Zwar übe Russlands orthodoxe Kirche laut Bieber keinen direkten Einfluss auf Serbien aus, jedoch beeinflusse die symbolische Verbundenheit durchaus die politischen Verhältnisse auf dem Westbalkan, so der Experte. In seinem jüngsten Buch “Pulverfass Balkan” verweist er auf Proteste in der serbischen Hauptstadt Belgrad. Dort seien Putin-Unterstützer in den vergangenen Jahren neben russischen Flaggen auch mit orthodoxen Ikonen auf die Straßen gegangen. “Unter konservativ-nationalistischen Serben gibt es das Gefühl, dass Russland der große Bruder ist.” Dieser Mythos werde von einigen Medien und Kirchen gestärkt.

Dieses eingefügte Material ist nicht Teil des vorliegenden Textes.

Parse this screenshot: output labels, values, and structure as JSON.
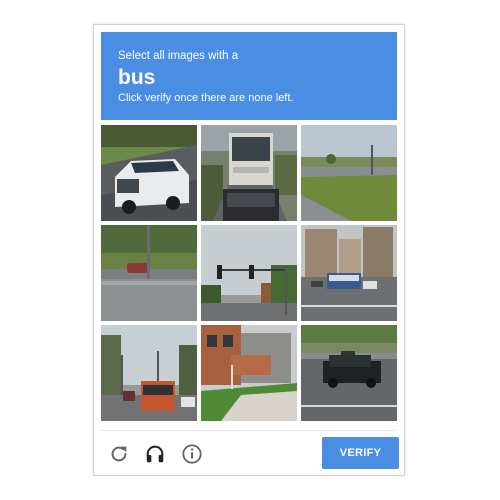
{
  "challenge": {
    "instruction": "Select all images with a",
    "keyword": "bus",
    "subtext": "Click verify once there are none left."
  },
  "tiles": [
    {
      "content": "white minivan on road"
    },
    {
      "content": "bus on road"
    },
    {
      "content": "grass and road"
    },
    {
      "content": "highway with wall"
    },
    {
      "content": "traffic light"
    },
    {
      "content": "buildings with bus"
    },
    {
      "content": "street with bus"
    },
    {
      "content": "house and lawn"
    },
    {
      "content": "black SUV on road"
    }
  ],
  "footer": {
    "reload_icon": "reload-icon",
    "audio_icon": "headphones-icon",
    "info_icon": "info-icon",
    "verify_label": "VERIFY"
  },
  "colors": {
    "accent": "#4a8ee3",
    "border": "#d3d3d3"
  }
}
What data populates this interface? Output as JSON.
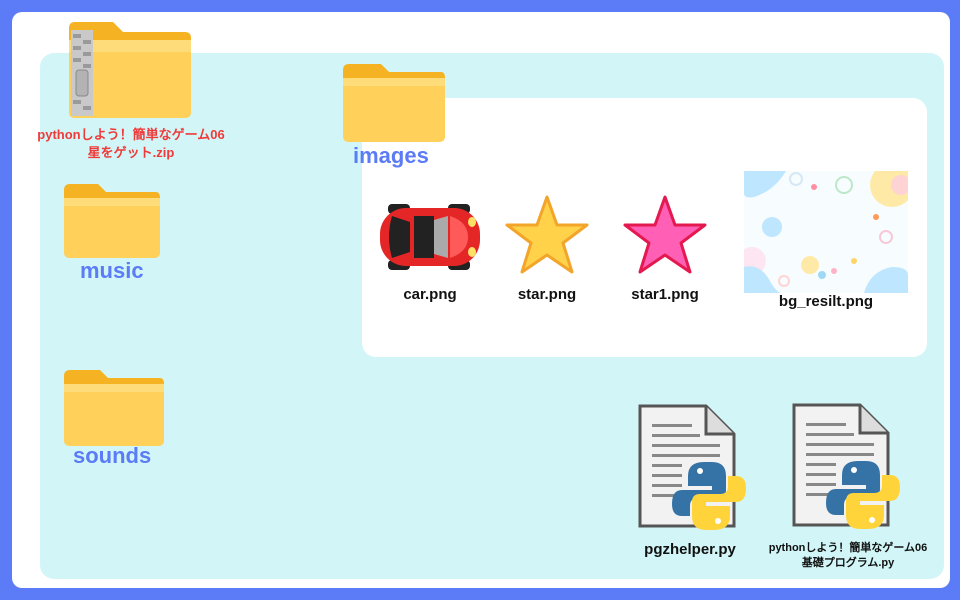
{
  "zip": {
    "line1": "pythonしよう！簡単なゲーム06",
    "line2": "星をゲット.zip"
  },
  "folders": {
    "music": "music",
    "sounds": "sounds",
    "images": "images"
  },
  "images": {
    "car": "car.png",
    "star": "star.png",
    "star1": "star1.png",
    "bg": "bg_resilt.png"
  },
  "files": {
    "helper": "pgzhelper.py",
    "base_line1": "pythonしよう！簡単なゲーム06",
    "base_line2": "基礎プログラム.py"
  },
  "colors": {
    "frame": "#5b7cf6",
    "panel": "#d2f6f7",
    "folder": "#ffc83d",
    "zip_label": "#f03a3a"
  }
}
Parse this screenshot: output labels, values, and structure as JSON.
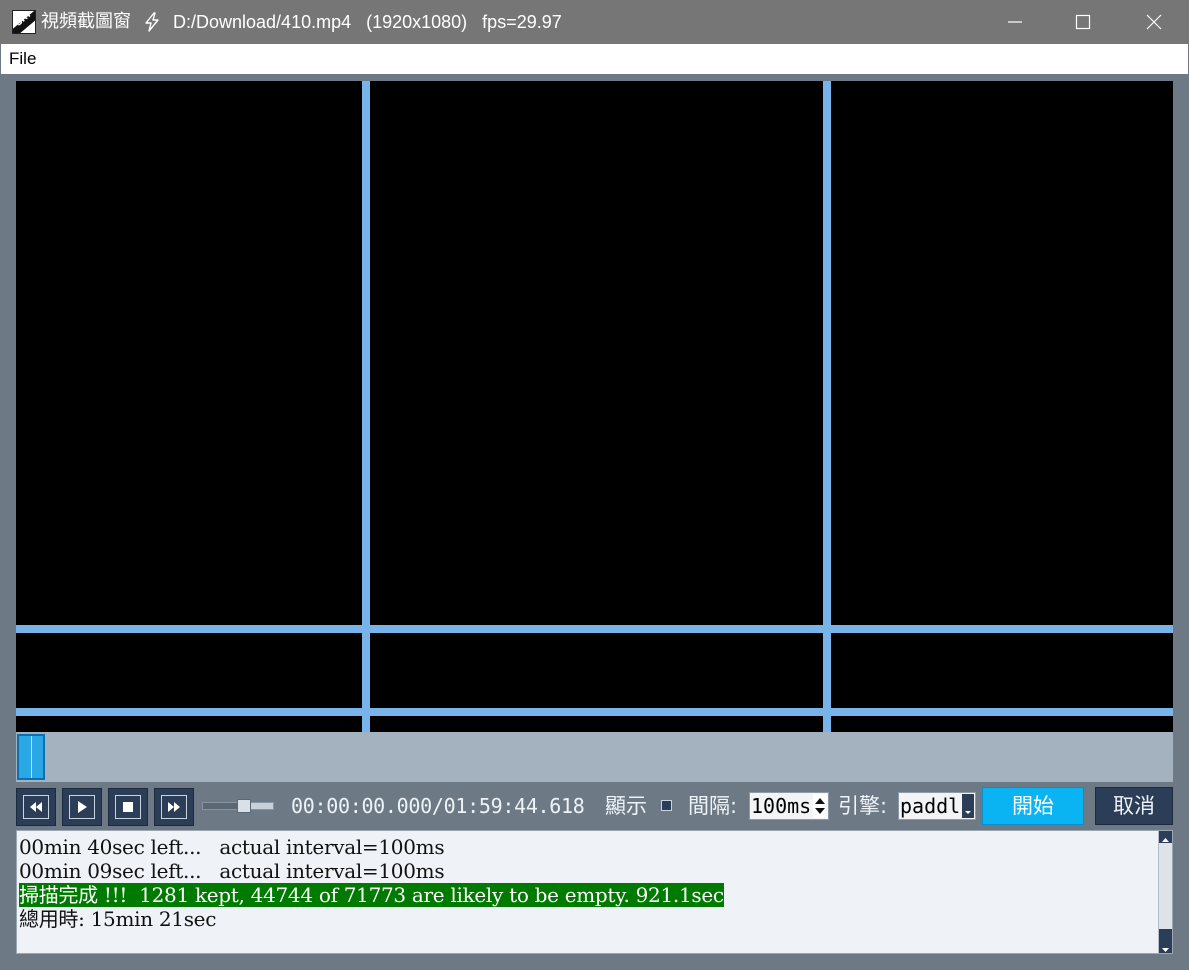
{
  "window": {
    "app_title": "視頻截圖窗",
    "file_info": "D:/Download/410.mp4   (1920x1080)   fps=29.97"
  },
  "menu": {
    "file_label": "File"
  },
  "seek": {
    "position_fraction": 0.0
  },
  "controls": {
    "timecode": "00:00:00.000/01:59:44.618",
    "show_label": "顯示",
    "show_checked": false,
    "interval_label": "間隔:",
    "interval_value": "100ms",
    "engine_label": "引擎:",
    "engine_value": "paddl",
    "start_label": "開始",
    "cancel_label": "取消",
    "volume_fraction": 0.6
  },
  "log": {
    "lines": [
      {
        "text": "00min 40sec left...   actual interval=100ms",
        "highlight": false
      },
      {
        "text": "00min 09sec left...   actual interval=100ms",
        "highlight": false
      },
      {
        "text": "掃描完成 !!!  1281 kept, 44744 of 71773 are likely to be empty. 921.1sec",
        "highlight": true
      },
      {
        "text": "總用時: 15min 21sec",
        "highlight": false
      }
    ]
  },
  "colors": {
    "accent": "#0ab4f2",
    "guide_lines": "#78b4ea",
    "highlight_bg": "#007a00"
  },
  "icons": {
    "app": "app-icon",
    "title_bolt": "bolt-icon",
    "rewind": "rewind-icon",
    "play": "play-icon",
    "stop": "stop-icon",
    "fast_forward": "fast-forward-icon"
  }
}
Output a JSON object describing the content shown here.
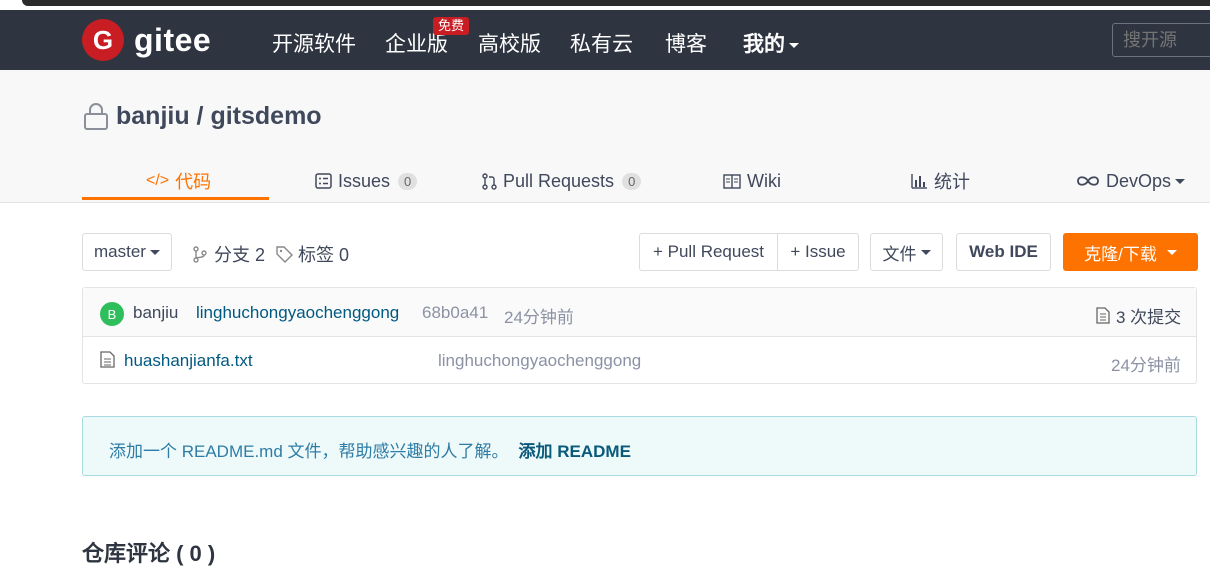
{
  "nav": {
    "logo_text": "gitee",
    "items": [
      "开源软件",
      "企业版",
      "高校版",
      "私有云",
      "博客",
      "我的"
    ],
    "free_badge": "免费",
    "search_placeholder": "搜开源"
  },
  "repo": {
    "title": "banjiu / gitsdemo",
    "tabs": [
      {
        "icon": "</>",
        "label": "代码"
      },
      {
        "label": "Issues",
        "count": "0"
      },
      {
        "label": "Pull Requests",
        "count": "0"
      },
      {
        "label": "Wiki"
      },
      {
        "label": "统计"
      },
      {
        "label": "DevOps"
      }
    ]
  },
  "toolbar": {
    "branch": "master",
    "branches": "分支 2",
    "tags": "标签 0",
    "pull_request": "+ Pull Request",
    "issue": "+ Issue",
    "file": "文件",
    "web_ide": "Web IDE",
    "clone": "克隆/下载"
  },
  "commit": {
    "avatar_letter": "B",
    "author": "banjiu",
    "message": "linghuchongyaochenggong",
    "hash": "68b0a41",
    "time": "24分钟前",
    "count": "3 次提交"
  },
  "files": [
    {
      "name": "huashanjianfa.txt",
      "message": "linghuchongyaochenggong",
      "time": "24分钟前"
    }
  ],
  "readme": {
    "text": "添加一个 README.md 文件，帮助感兴趣的人了解。",
    "link": "添加 README"
  },
  "comments_title": "仓库评论 ( 0 )",
  "colors": {
    "navbar": "#2e3440",
    "accent": "#fe7300",
    "brand": "#c71d23"
  }
}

In Serbien bekennen sich rund 85 Prozent der 6,7 Millionen Einwohner zum orthodoxen Christentum. Katholiken und Muslime bilden mit je fünf und drei Prozent religiöse Minderheiten. Generell habe der wechselnde Einfluss verschiedener Großmächte in der Region über die Jahrhunderte eine facettenreiche Gesellschaft hervorgebracht. “Sie haben den Raum geschaffen für nationale, religiöse und sprachliche Vielfalt, die wohl nirgends in Europa so stark ausgeprägt ist wie auf dem Balkan.”

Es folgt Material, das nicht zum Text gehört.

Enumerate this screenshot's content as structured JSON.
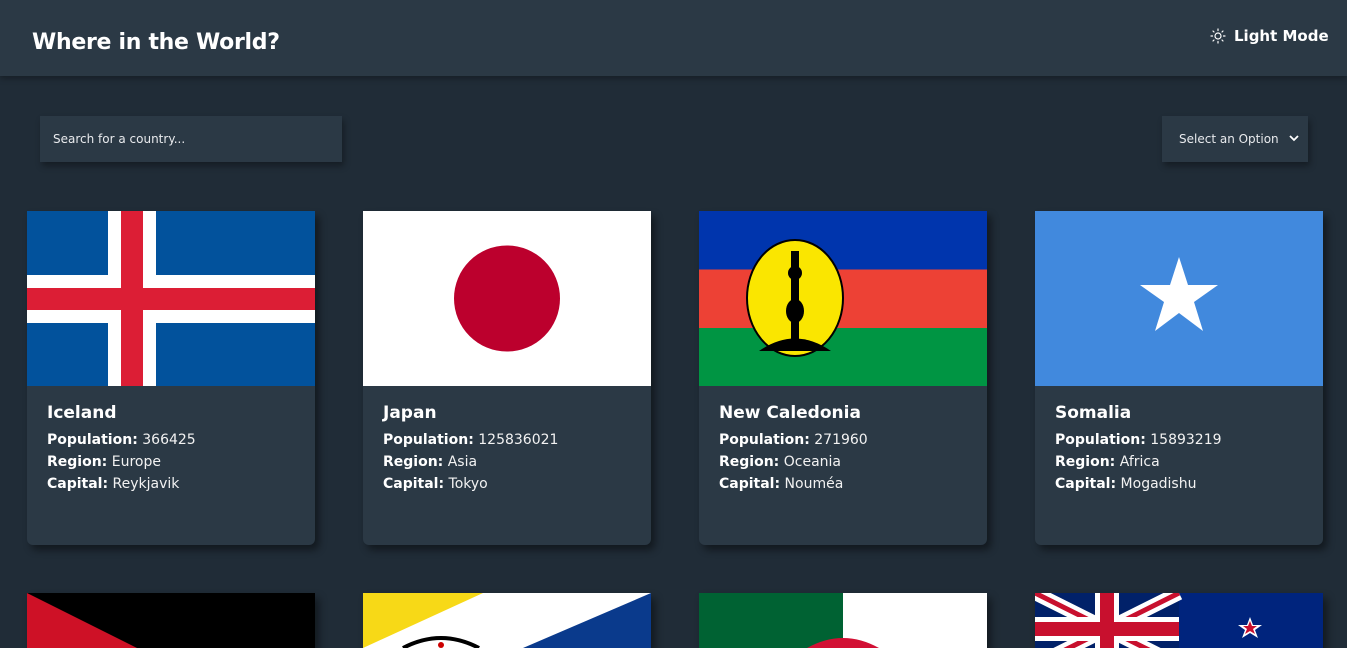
{
  "header": {
    "title": "Where in the World?",
    "mode_label": "Light Mode"
  },
  "search": {
    "placeholder": "Search for a country..."
  },
  "filter": {
    "selected": "Select an Option"
  },
  "labels": {
    "population": "Population:",
    "region": "Region:",
    "capital": "Capital:"
  },
  "colors": {
    "background": "#202c37",
    "elements": "#2b3945",
    "text": "#ffffff"
  },
  "countries": [
    {
      "name": "Iceland",
      "population": "366425",
      "region": "Europe",
      "capital": "Reykjavik",
      "flag": "iceland-flag"
    },
    {
      "name": "Japan",
      "population": "125836021",
      "region": "Asia",
      "capital": "Tokyo",
      "flag": "japan-flag"
    },
    {
      "name": "New Caledonia",
      "population": "271960",
      "region": "Oceania",
      "capital": "Nouméa",
      "flag": "new-caledonia-flag"
    },
    {
      "name": "Somalia",
      "population": "15893219",
      "region": "Africa",
      "capital": "Mogadishu",
      "flag": "somalia-flag"
    }
  ],
  "partial_cards": [
    {
      "flag": "red-black-triangle-flag"
    },
    {
      "flag": "yellow-white-blue-diagonal-flag"
    },
    {
      "flag": "green-white-flag"
    },
    {
      "flag": "new-zealand-flag"
    }
  ]
}
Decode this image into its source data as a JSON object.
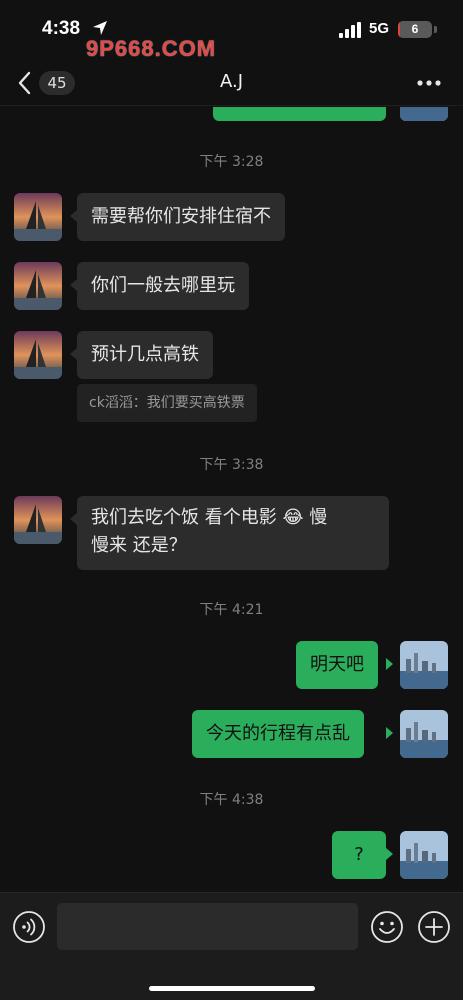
{
  "status": {
    "time": "4:38",
    "network": "5G",
    "battery": "6",
    "battery_level": 0.06,
    "watermark": "9P668.COM"
  },
  "nav": {
    "unread_count": "45",
    "title": "A.J"
  },
  "messages": {
    "ts1": "下午 3:28",
    "m1": "需要帮你们安排住宿不",
    "m2": "你们一般去哪里玩",
    "m3": "预计几点高铁",
    "quote1": "ck滔滔：我们要买高铁票",
    "ts2": "下午 3:38",
    "m4_line1": "我们去吃个饭  看个电影 😂  慢",
    "m4_line2": "慢来 还是？",
    "ts3": "下午 4:21",
    "m5": "明天吧",
    "m6": "今天的行程有点乱",
    "ts4": "下午 4:38",
    "m7": "?"
  },
  "colors": {
    "background": "#111111",
    "incoming_bubble": "#2c2c2c",
    "outgoing_bubble": "#2bae5b",
    "timestamp": "#808080",
    "battery_low": "#e0453d"
  },
  "icons": {
    "back": "chevron-left-icon",
    "more": "more-dots-icon",
    "voice": "voice-icon",
    "emoji": "emoji-icon",
    "plus": "plus-icon"
  }
}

Bieber warnte vor einem zunehmenden politischen Einfluss Russlands und Chinas in der Region, wenn es der EU nicht gelinge, den Westbalkan zu integrieren. Besonders Moskau nutze Europas Schwäche, um sich wirtschaftliche Vorteile zu verschaffen und Brüssel vorzuführen. “Deshalb liegt es im Interesse der EU, die Region nicht zu vergessen.”

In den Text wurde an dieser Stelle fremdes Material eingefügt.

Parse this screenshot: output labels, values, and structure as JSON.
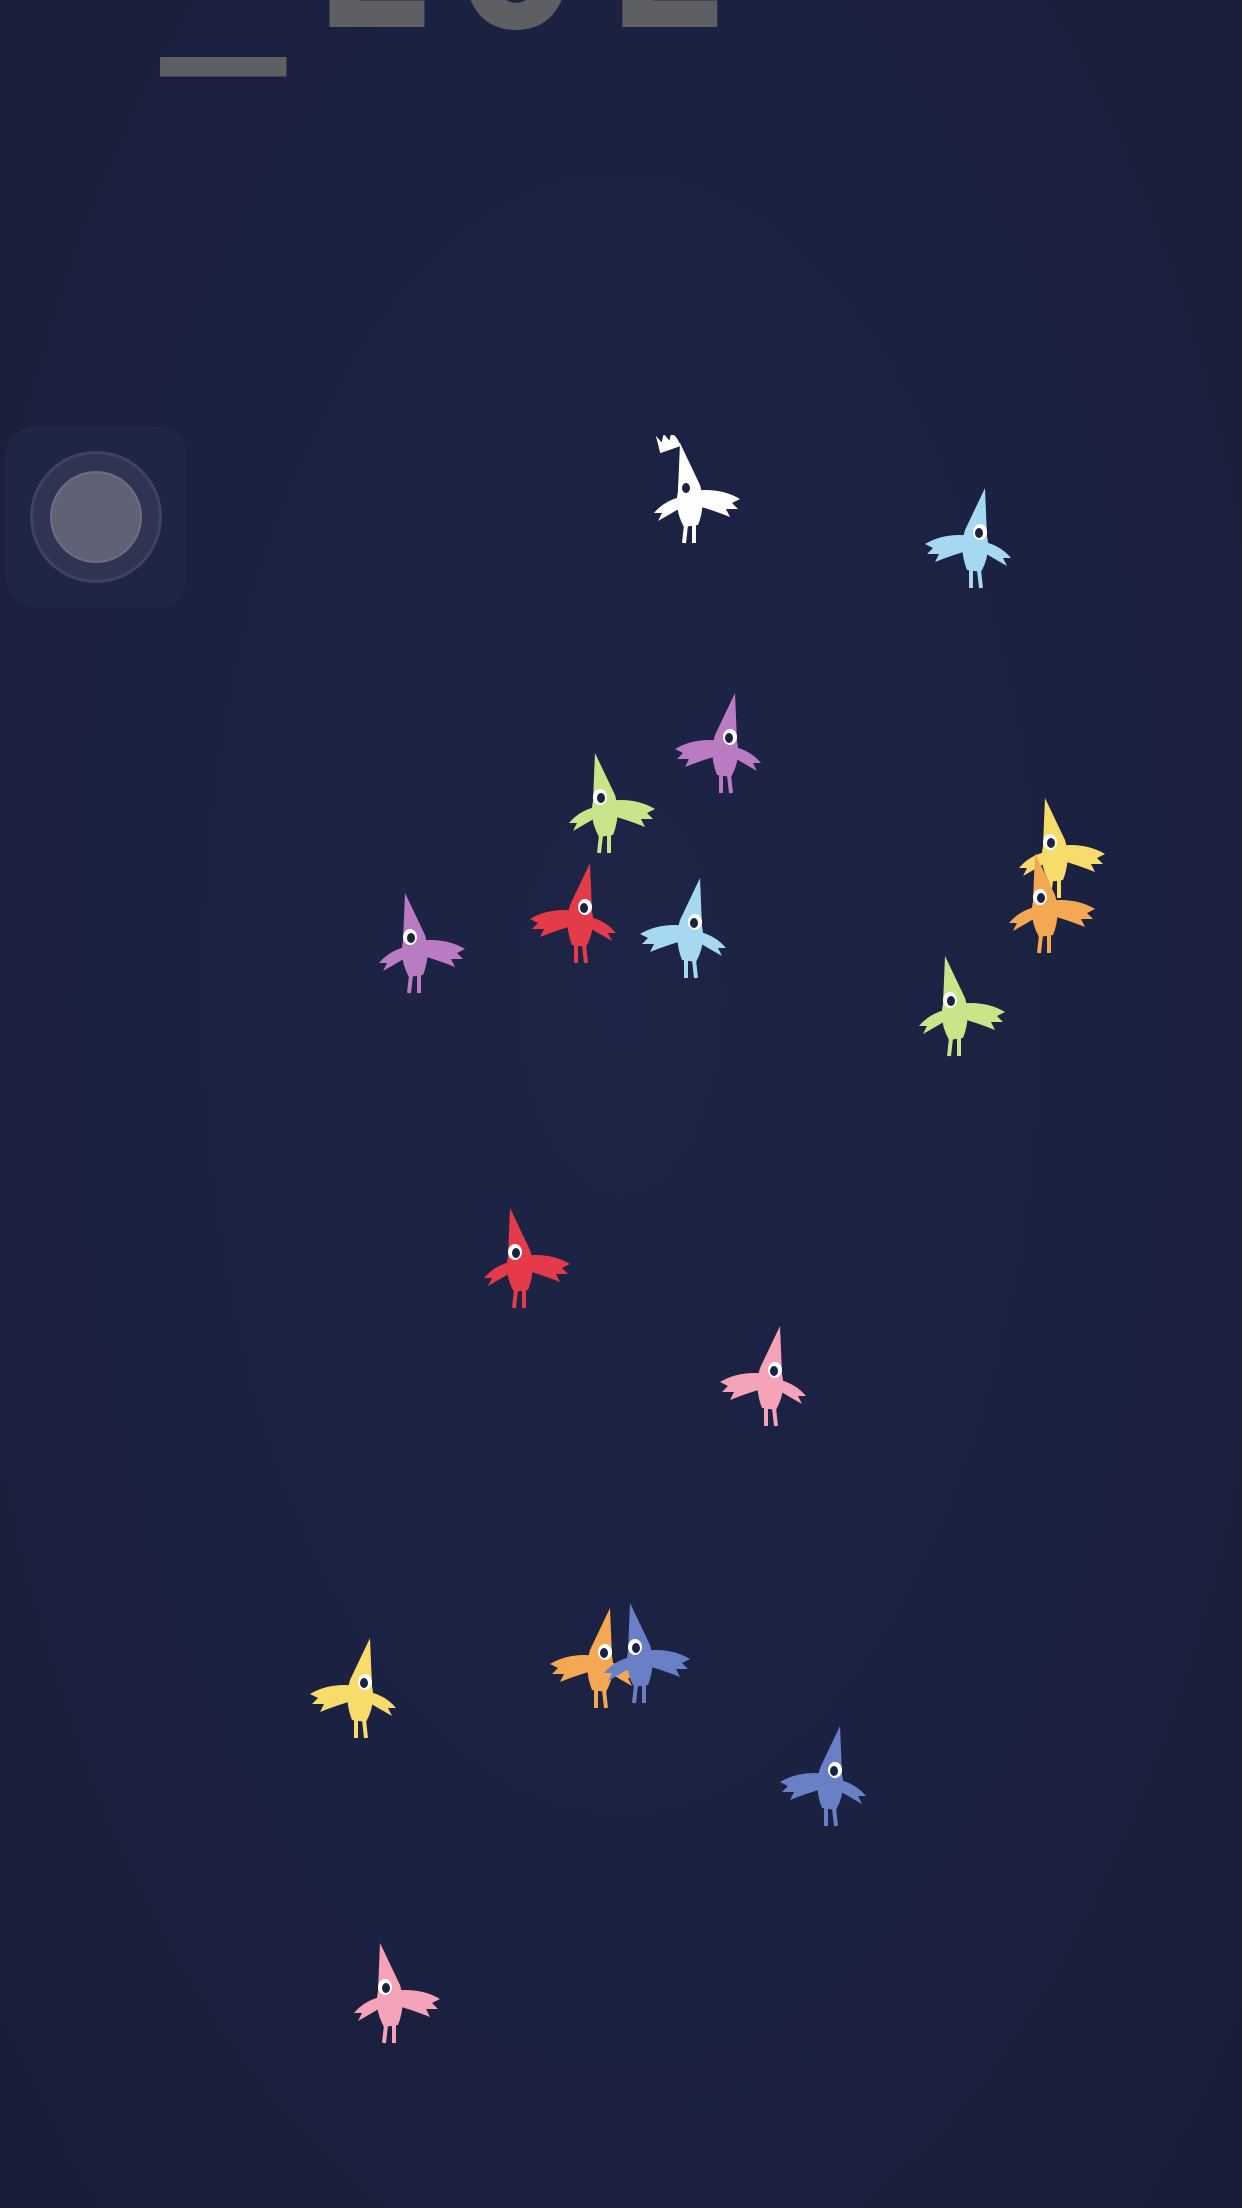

Einen EU-Beitritt Serbiens hält Bieber derzeit nicht für realistisch. “Mit der jetzigen Regierung ist das sicher nicht vorstellbar. Die Regierung von Präsident Aleksandar Vucic, die seit mittlerweile zwölf Jahren am Ruder ist, ist grundsätzlich nicht bereit zu tun, was ein EU-Mitgliedsland tun sollte: demokratisch und rechtsstaatlich zu regieren.” Dies werde sichtbar an Kampagnen gegen die Opposition, in einer Kontrolle der Medien und in einer offensichtlichen Zusammenarbeit mit der organisierten Kriminalität.